RITTER Es gibt zumindest eine Formel, auf die sich die meisten Experten geeinigt haben. Kreativ ist etwas, das zugleich neu und brauchbar ist.
PH Wie misst man Kreativiät?
RITTER Es gibt da eine Reihe von Tests. Am gebräuchlichsten ist die Alternative Uses Task: Man zeigt den Leuten einen Backstein und fragt: Was kann man damit alles machen? Und dann zählt man, wie viele Antworten man bekommt und wie originell die Antworten sind. Mit dieser Methode arbeiten Psychologen schon seit den 1960er Jahren.
PH Zufall, dass Sie jetzt den Backstein als Beispiel genannt haben?
RITTER Nein, tatsächlich ist das die Frage, die mit Abstand am häufigsten gestellt wird. Deshalb spricht man unter Psychologen auch vom Brick Task. Eigentlich total langweilig. Aber der Backstein wurde schon so häufig in Experimenten abgefragt – da weiß man sehr genau, welche Antworten kommen können, und hat deshalb weniger Probleme mit der Auswertung.
PH Reden wir ein wenig über Theorie. Sie schreiben in Ihrer Arbeit immer wieder über die Phase der „Inkubation“. Das ist die Zeit, in der man eine neue Idee sozusagen ausbrütet. In der das Unbewusste arbeitet – um uns dann irgendwann mit guten Lösungen zu überraschen.
RITTER Richtig. Dieses Phänomen ist ja nicht gerade neu. Archimedes hat das vor mehr als 2000 Jahren erlebt. Sein Problem war: Er sollte herausfinden, ob die neue Krone seines Königs tatsächlich aus purem Gold war. Die Lösung fiel ihm ein, als er sich eine Denkpause verordnete und ein Bad in der Wanne nahm.
PH Er soll vor Begeisterung splitternackt durch Syrakus gerannt sein und immer wieder „Heureka“ („Ich hab’s gefunden“) gebrüllt haben.
RITTER So ist es, diese Anekdote wird sehr häufig zitiert. Sie kann einen aber in die Irre führen. Sie scheint uns nämlich zu sagen: Hey, du kannst total kreativ sein, selbst wenn du den ganzen Tag Shoppen gehst oder in der Badewanne liegst. Das ist natürlich Unsinn.
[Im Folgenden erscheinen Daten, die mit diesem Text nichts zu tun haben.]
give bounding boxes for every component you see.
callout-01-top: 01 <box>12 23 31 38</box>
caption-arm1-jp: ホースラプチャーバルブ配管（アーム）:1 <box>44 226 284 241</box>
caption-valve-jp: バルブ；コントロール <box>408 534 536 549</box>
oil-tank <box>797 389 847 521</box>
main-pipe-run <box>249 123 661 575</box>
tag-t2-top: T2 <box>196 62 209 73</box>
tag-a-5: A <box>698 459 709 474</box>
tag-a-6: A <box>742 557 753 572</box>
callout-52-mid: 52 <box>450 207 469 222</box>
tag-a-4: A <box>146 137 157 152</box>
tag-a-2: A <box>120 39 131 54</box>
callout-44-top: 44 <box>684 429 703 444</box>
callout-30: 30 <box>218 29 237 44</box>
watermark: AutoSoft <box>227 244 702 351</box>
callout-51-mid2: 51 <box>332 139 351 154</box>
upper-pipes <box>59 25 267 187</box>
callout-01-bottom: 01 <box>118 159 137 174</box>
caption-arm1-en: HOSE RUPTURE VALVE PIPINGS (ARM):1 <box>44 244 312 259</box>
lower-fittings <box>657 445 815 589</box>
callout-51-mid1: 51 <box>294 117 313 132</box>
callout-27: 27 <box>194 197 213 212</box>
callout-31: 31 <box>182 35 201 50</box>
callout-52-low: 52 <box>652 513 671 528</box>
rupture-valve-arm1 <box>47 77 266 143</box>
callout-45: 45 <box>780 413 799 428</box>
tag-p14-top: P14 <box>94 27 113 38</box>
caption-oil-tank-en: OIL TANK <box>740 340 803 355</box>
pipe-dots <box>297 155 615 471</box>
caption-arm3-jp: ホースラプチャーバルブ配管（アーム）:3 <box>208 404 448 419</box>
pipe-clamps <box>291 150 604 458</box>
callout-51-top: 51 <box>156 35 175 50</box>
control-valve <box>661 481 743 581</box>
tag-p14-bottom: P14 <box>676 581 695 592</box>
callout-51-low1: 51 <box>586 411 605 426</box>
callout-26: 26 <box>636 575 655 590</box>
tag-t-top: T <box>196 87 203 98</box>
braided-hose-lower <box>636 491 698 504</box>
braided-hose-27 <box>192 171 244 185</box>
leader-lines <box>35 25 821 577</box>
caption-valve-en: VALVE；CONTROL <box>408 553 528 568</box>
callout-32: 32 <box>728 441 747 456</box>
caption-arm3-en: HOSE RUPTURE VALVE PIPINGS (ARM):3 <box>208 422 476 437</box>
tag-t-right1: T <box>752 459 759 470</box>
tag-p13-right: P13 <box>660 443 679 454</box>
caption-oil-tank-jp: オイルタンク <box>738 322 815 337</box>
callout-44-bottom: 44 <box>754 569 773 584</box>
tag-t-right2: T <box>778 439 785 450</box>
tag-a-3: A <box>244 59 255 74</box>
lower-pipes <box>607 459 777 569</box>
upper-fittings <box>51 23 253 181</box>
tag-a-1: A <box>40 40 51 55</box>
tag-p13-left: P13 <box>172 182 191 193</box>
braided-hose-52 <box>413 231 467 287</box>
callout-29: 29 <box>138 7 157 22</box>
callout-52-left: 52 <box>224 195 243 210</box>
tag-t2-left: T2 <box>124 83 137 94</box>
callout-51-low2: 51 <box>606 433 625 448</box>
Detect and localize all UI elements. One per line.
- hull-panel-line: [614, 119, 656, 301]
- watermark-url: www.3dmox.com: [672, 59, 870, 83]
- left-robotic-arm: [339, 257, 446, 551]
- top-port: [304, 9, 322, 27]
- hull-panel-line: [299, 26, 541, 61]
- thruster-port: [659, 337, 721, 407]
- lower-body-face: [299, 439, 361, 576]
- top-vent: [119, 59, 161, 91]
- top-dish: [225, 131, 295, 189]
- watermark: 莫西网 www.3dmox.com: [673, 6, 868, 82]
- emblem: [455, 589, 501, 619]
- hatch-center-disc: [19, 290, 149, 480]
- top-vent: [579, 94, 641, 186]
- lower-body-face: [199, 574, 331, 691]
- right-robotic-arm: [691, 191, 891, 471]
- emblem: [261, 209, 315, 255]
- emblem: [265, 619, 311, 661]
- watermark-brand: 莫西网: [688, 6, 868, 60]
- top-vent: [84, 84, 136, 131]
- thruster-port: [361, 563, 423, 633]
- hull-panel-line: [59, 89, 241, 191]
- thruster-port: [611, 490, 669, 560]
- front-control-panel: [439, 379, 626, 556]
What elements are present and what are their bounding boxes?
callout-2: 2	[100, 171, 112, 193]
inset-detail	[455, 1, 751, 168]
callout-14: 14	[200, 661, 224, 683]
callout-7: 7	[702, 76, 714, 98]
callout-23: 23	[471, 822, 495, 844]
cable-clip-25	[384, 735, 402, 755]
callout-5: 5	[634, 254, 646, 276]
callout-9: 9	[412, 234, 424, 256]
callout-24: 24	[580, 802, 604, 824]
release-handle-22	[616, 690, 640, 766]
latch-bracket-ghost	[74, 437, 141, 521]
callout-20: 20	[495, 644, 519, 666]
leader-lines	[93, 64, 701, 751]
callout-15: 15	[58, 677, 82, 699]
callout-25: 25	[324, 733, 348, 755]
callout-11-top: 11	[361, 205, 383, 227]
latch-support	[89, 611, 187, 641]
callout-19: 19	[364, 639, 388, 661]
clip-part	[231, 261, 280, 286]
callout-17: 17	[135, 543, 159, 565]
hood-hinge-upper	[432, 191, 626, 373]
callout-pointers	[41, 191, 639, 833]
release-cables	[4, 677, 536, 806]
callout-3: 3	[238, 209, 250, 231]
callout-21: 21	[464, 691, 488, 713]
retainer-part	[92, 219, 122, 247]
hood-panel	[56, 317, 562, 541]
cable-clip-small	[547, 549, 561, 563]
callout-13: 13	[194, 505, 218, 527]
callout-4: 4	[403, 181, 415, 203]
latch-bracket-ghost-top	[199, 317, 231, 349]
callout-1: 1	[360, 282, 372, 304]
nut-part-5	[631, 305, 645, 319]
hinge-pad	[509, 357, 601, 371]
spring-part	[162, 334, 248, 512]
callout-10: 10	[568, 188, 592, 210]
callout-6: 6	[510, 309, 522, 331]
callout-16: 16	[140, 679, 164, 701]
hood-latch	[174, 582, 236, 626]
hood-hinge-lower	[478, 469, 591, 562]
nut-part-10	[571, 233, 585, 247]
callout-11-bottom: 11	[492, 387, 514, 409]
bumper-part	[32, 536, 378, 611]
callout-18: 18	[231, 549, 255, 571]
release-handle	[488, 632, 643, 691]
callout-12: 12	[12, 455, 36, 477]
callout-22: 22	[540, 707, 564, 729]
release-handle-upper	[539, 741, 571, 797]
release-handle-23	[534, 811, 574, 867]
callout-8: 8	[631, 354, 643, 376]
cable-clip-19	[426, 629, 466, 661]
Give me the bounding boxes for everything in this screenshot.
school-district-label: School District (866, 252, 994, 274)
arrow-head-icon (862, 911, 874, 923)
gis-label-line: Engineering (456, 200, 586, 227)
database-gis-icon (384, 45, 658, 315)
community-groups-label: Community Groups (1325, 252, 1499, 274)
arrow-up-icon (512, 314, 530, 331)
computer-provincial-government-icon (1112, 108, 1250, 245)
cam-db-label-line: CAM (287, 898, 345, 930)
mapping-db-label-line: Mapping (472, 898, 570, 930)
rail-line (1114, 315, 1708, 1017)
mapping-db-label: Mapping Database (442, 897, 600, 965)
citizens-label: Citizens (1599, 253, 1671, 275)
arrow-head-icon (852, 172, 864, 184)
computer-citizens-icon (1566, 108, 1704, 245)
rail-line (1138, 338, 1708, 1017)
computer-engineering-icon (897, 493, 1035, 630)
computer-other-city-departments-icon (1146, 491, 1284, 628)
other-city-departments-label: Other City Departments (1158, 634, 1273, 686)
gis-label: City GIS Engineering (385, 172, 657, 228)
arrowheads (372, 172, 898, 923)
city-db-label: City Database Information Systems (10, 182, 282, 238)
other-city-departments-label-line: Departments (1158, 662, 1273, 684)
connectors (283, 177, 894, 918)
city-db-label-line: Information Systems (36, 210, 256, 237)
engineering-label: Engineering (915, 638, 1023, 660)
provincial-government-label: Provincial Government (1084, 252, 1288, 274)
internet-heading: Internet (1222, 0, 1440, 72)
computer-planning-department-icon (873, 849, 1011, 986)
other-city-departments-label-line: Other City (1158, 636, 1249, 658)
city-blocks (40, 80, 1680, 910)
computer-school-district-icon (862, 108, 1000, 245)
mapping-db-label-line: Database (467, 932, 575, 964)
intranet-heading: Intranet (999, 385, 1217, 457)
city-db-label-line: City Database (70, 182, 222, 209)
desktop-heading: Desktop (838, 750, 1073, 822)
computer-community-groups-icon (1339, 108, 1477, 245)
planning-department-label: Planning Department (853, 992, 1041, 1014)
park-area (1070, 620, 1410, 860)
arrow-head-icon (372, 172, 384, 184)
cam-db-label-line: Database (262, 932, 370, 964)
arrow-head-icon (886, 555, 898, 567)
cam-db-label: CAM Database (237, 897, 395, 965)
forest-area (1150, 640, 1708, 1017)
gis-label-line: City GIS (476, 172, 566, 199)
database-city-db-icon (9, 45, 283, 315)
Man braucht Wissen, um so einen Heureka-Moment zu erleben. Man muss sich intensiv mit seinem Thema beschäftigt haben. Das ist die eine Seite. Die andere sieht so aus: Wenn man in seiner Arbeit nicht weiterkommt, ist es sehr ratsam, die Sache ruhen zu lassen und sich mit etwas ganz anderem zu beschäftigen. Dann verbinden sich im Gehirn Wissensgebiete miteinander, die in unserem bewussten Denken voneinander getrennt sind. Die Forschungsliteratur nennt das Spreading Activation. Es findet also eine breitere Aktivierung von Gehirnarealen statt.
PH Sie haben diese Annahme experimentell überprüft. Sie gaben allen Probanden dieselbe Kreativaufgabe. Aber bei einem Teil der Versuchspersonen wurde dieser Prozess unterbrochen, die Probanden wurden durch eine andere Aufgabe abgelenkt und durften erst danach wieder zur Kreativarbeit zurückkehren. Was ist dabei herausgekommen?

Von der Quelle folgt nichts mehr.